Rebecca Hardiman, of Millbrook, said her labrador, Nelson, had picked up some waste in his mouth while walking on the beach, but that she and her husband, Tony Roberts, had managed to retrieve the rubbish, which included a shard of glass.

‘I hate to think what would have happened if we hadn’t got it out of his mouth,’ Ms Hardiman said.
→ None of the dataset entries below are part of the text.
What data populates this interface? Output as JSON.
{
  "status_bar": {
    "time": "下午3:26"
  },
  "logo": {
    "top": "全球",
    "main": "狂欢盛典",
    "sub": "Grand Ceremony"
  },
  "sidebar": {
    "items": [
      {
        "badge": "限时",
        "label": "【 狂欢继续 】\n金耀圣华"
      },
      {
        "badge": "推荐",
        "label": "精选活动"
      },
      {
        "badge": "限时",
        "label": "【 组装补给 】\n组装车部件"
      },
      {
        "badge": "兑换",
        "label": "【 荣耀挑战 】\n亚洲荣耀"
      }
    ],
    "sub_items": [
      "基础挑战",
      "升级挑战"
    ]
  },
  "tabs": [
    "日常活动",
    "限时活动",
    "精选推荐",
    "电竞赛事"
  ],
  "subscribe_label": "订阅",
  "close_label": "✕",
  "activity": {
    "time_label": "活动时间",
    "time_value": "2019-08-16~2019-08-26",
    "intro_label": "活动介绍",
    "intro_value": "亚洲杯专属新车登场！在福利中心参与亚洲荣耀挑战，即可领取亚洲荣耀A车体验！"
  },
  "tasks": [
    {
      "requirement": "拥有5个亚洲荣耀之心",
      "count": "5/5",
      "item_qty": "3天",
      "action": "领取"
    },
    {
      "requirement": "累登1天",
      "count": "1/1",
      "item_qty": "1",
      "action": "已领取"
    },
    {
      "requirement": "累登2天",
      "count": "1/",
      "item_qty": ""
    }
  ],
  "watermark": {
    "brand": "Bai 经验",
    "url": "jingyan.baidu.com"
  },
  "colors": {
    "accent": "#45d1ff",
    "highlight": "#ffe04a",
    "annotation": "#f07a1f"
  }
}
She said she had found broken glass on the beach twice in recent days, as well as on a third occasion in Millbrook Park.

Acting Chief Inspector Mark Hafey from the States of Jersey Police said regulations brought in by the government during the coronavirus pandemic were designed to keep Islanders safe, and he hoped that they would be respected.


‘Disappointingly, we find ourselves dealing with a sizeable minority who are not complying, most of whom sit within the mid-teen to mid-20s age bracket,’ he said.

‘Sadly, it is not just the Covid regulation breaches that will frustrate many but the associated anti-social behaviour, most notably the littering of areas with broken glass and other rubbish that prevents families from using areas that they would otherwise wish to.

‘Enforcing this is challenging but that doesn’t mean that we won’t do so. Closing La Frégate steps was a necessary and proportionate response to a growing issue in that area at the time.

‘We recognise that this can move the issue elsewhere, but some areas are harder to police than others so we take these decisions in full consideration of many factors.

‘We wouldn’t wish to have to make further closures but it remains an option, alongside other enforcement activity.’

Other problems have included vandalism at two sites at Havre des Pas, and a spate of minor fires caused by disposable barbecues being discarded before they had cooled down.

Danny Scaife, chairman of the honorary police chiefs’ committee, said policing was a challenge but that officers would continue to do their best.

‘I hope the public will get the message – the pandemic isn’t over and even if the numbers are low at present, people need to abide by the rules.’

Constable’s Officer Tony Pike was among a group of honoraries seeking to keep order in St Brelade over the long weekend, with issues reported on the beach, in Winston Churchill Park and at Les Quennevais.

‘We were reminding people about the distancing guidelines, and they were moving apart, but then 15 minutes later they were back together,’ he said, adding that further difficulties were caused by inadequate provision of litter bins in some key locations, plus the lack of buses from St Brelade’s Bay during the evening, making it less easy to encourage people to disperse.